Lorine habite entre Paris et Marseille. Documentariste et ex-enseignante, elle aime à dire que son parcours est traversé par la question du cinéma, de la pédagogie et de la transmission. « Après des études en histoire et en cinéma documentaire et des premières expériences professionnelles dans le monde de la culture, j’ai décidé de devenir institutrice, il y a 3 ans et demi ». Un choix professionnel qu’elle explique par une envie de se reconnecter à un métier plus concret, plus utile. Loin de l’éloigner de son art, le cinéma documentaire, son expérience professionnelle nourrit sa pratique artistique. « Comme le documentaire, être enseignante, participe de la même démarche : créer et investir des espaces où la parole peut émerger, des espaces de vie, vers une société démocratique et plus de résilience » explique-t-elle.

« L’école au pluriel, l’envie d’aller de recueillir des morceaux de vie »

C’est ainsi qu’elle se lance dans l’aventure en 2016. Enseignante contractuelle, elle se retrouve catapultée dans une classe de 28 élèves, sans formation, aucune. Un grand choc. Mais surtout, une « expérience incroyablement riche ». Instinctivement, elle se lance dans une méthode coopérative, sans noter les élèves et pratique les conseils d’enfants, « J’ai eu la chance d’être suivie par une formatrice incroyable, Isabelle, que je ne remercierai jamais assez, qui a compris mon envie d’enseigner de manière non frontale, dans la coopération. Elle m’a conseillée d’aller en observation dans les classes sur le temps que j’avais de libre puisque je travaillais à mi-temps ». Des observations qui lui ont beaucoup apporté et qui ont éveillé la documentariste qui sommeillais en elle.

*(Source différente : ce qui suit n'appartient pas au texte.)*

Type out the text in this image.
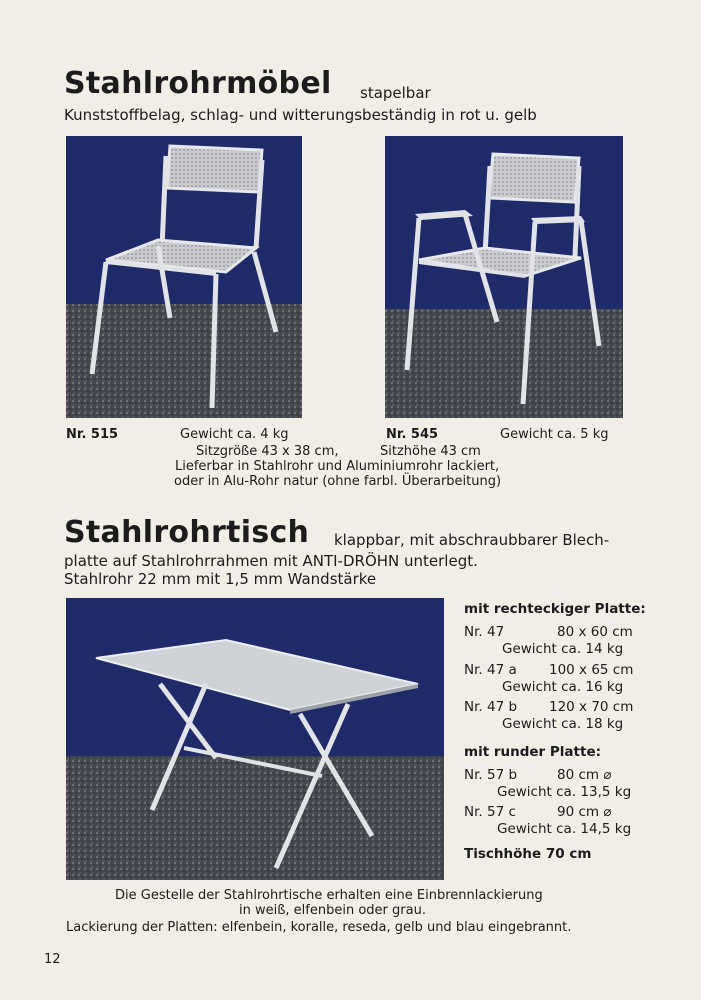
Stahlrohrmöbel stapelbar
Kunststoffbelag, schlag- und witterungsbeständig in rot u. gelb
Nr. 515	Gewicht ca. 4 kg	Nr. 545	Gewicht ca. 5 kg
Sitzgröße 43 x 38 cm,	Sitzhöhe 43 cm
Lieferbar in Stahlrohr und Aluminiumrohr lackiert,
oder in Alu-Rohr natur (ohne farbl. Überarbeitung)
Stahlrohrtisch klappbar, mit abschraubbarer Blech-
platte auf Stahlrohrrahmen mit ANTI-DRÖHN unterlegt.
Stahlrohr 22 mm mit 1,5 mm Wandstärke
mit rechteckiger Platte:
Nr. 47	80 x 60 cm
Gewicht ca. 14 kg
Nr. 47 a 100 x 65 cm
Gewicht ca. 16 kg
Nr. 47 b 120 x 70 cm
Gewicht ca. 18 kg
mit runder Platte:
Nr. 57 b	80 cm ⌀
Gewicht ca. 13,5 kg
Nr. 57 c	90 cm ⌀
Gewicht ca. 14,5 kg
Tischhöhe 70 cm
Die Gestelle der Stahlrohrtische erhalten eine Einbrennlackierung
in weiß, elfenbein oder grau.
Lackierung der Platten: elfenbein, koralle, reseda, gelb und blau eingebrannt.
12
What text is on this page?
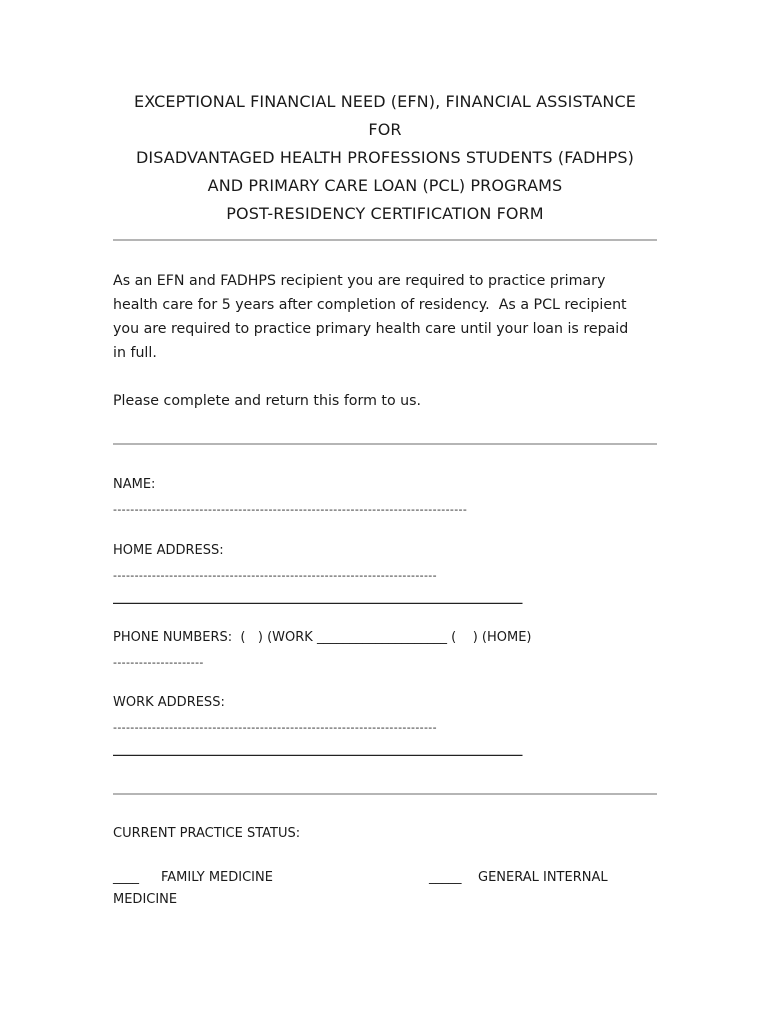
EXCEPTIONAL FINANCIAL NEED (EFN), FINANCIAL ASSISTANCE
FOR
DISADVANTAGED HEALTH PROFESSIONS STUDENTS (FADHPS)
AND PRIMARY CARE LOAN (PCL) PROGRAMS
POST-RESIDENCY CERTIFICATION FORM
As an EFN and FADHPS recipient you are required to practice primary
health care for 5 years after completion of residency.  As a PCL recipient
you are required to practice primary health care until your loan is repaid
in full.
Please complete and return this form to us.
NAME:
----------------------------------------------------------------------------------
HOME ADDRESS:
---------------------------------------------------------------------------
_______________________________________________________________
PHONE NUMBERS:  (   ) (WORK ____________________ (    ) (HOME)
---------------------
WORK ADDRESS:
---------------------------------------------------------------------------
_______________________________________________________________
CURRENT PRACTICE STATUS:
____ FAMILY MEDICINE	_____ GENERAL INTERNAL
MEDICINE
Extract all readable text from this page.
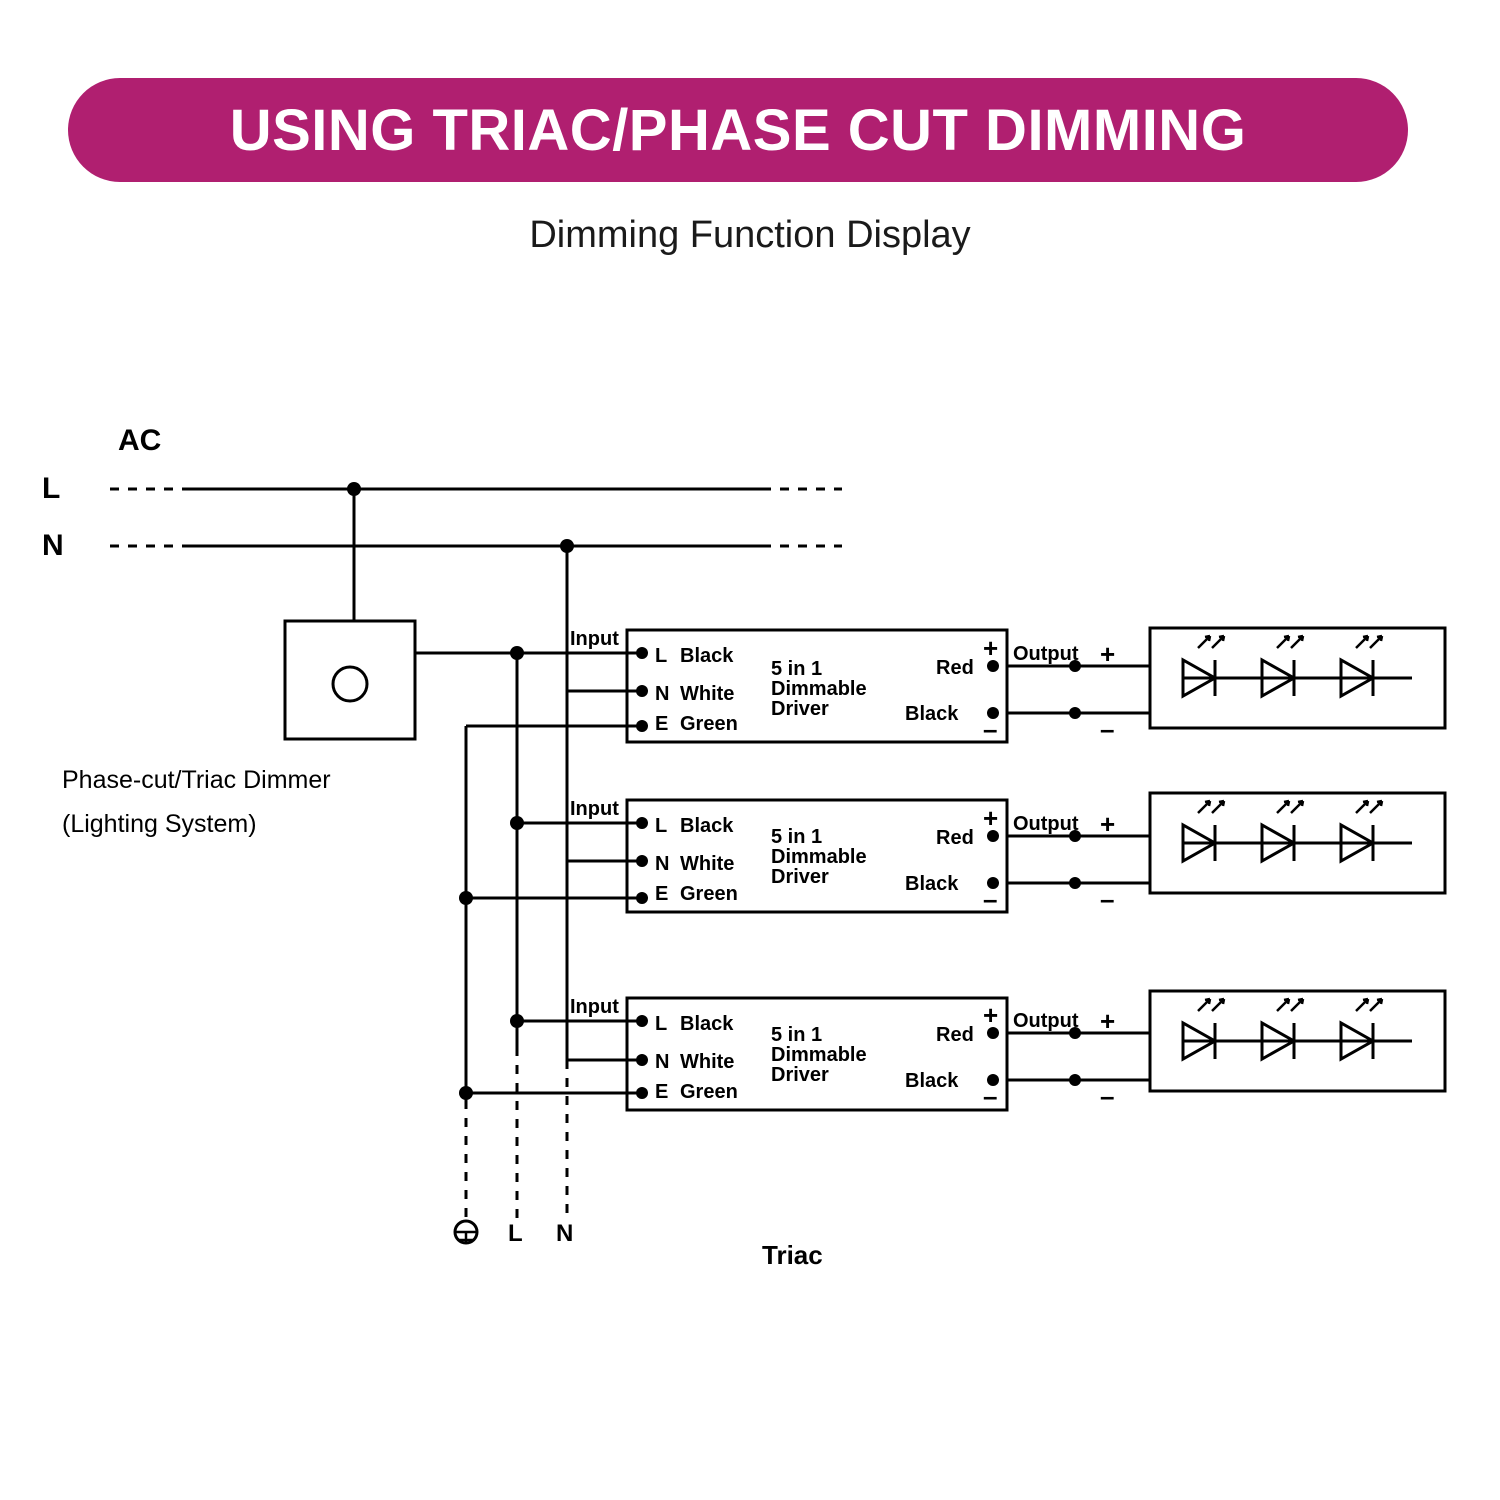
USING TRIAC/PHASE CUT DIMMING
Dimming Function Display
AC
L
N
Phase-cut/Triac Dimmer
(Lighting System)
Input
L Black
N White
E Green
5 in 1
Dimmable
Driver
+
Red
Black –
Output +
–
Input
L Black
N White
E Green
5 in 1
Dimmable
Driver
+
Red
Black –
Output +
–
Input
L Black
N White
E Green
5 in 1
Dimmable
Driver
+
Red
Black –
Output +
–
L N
Triac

C’est ainsi que nait le projet L’école au pluriel. « J’avais envie d’aller plus loin dans la rencontre. J’avais, lors de mes études, orienté mes projets autour du cinéma documentaire car je ressentais l’envie d’aller de recueillir des morceaux de vie du côté du réel, d’aller donner des espaces d’écoute et de récits à ceux qu’on entend peu, à qui on ne donne pas la parole ». Son projet prend forme, elle démissionne et se lance sur les routes de France. « J’avais envie de passer environ une semaine dans chaque classe et d’enregistrer avec mon micro la vie de la classe mais aussi de questionner les enseignants sur leur motivation, sur ce qui fait leur quotidien et le cœur de leur métier. Bref, je voulais leur donner la parole. Je voulais aussi sortir de l’image d’Épinal du prof super héros ou détracteur du système. Je voulais aller à la rencontre de personnes qui essayent sans se mettre sur le devant de la scène, de réfléchir ensemble, avec les enfants, à un meilleur monde pour celles et ceux qui seront les citoyens demain ».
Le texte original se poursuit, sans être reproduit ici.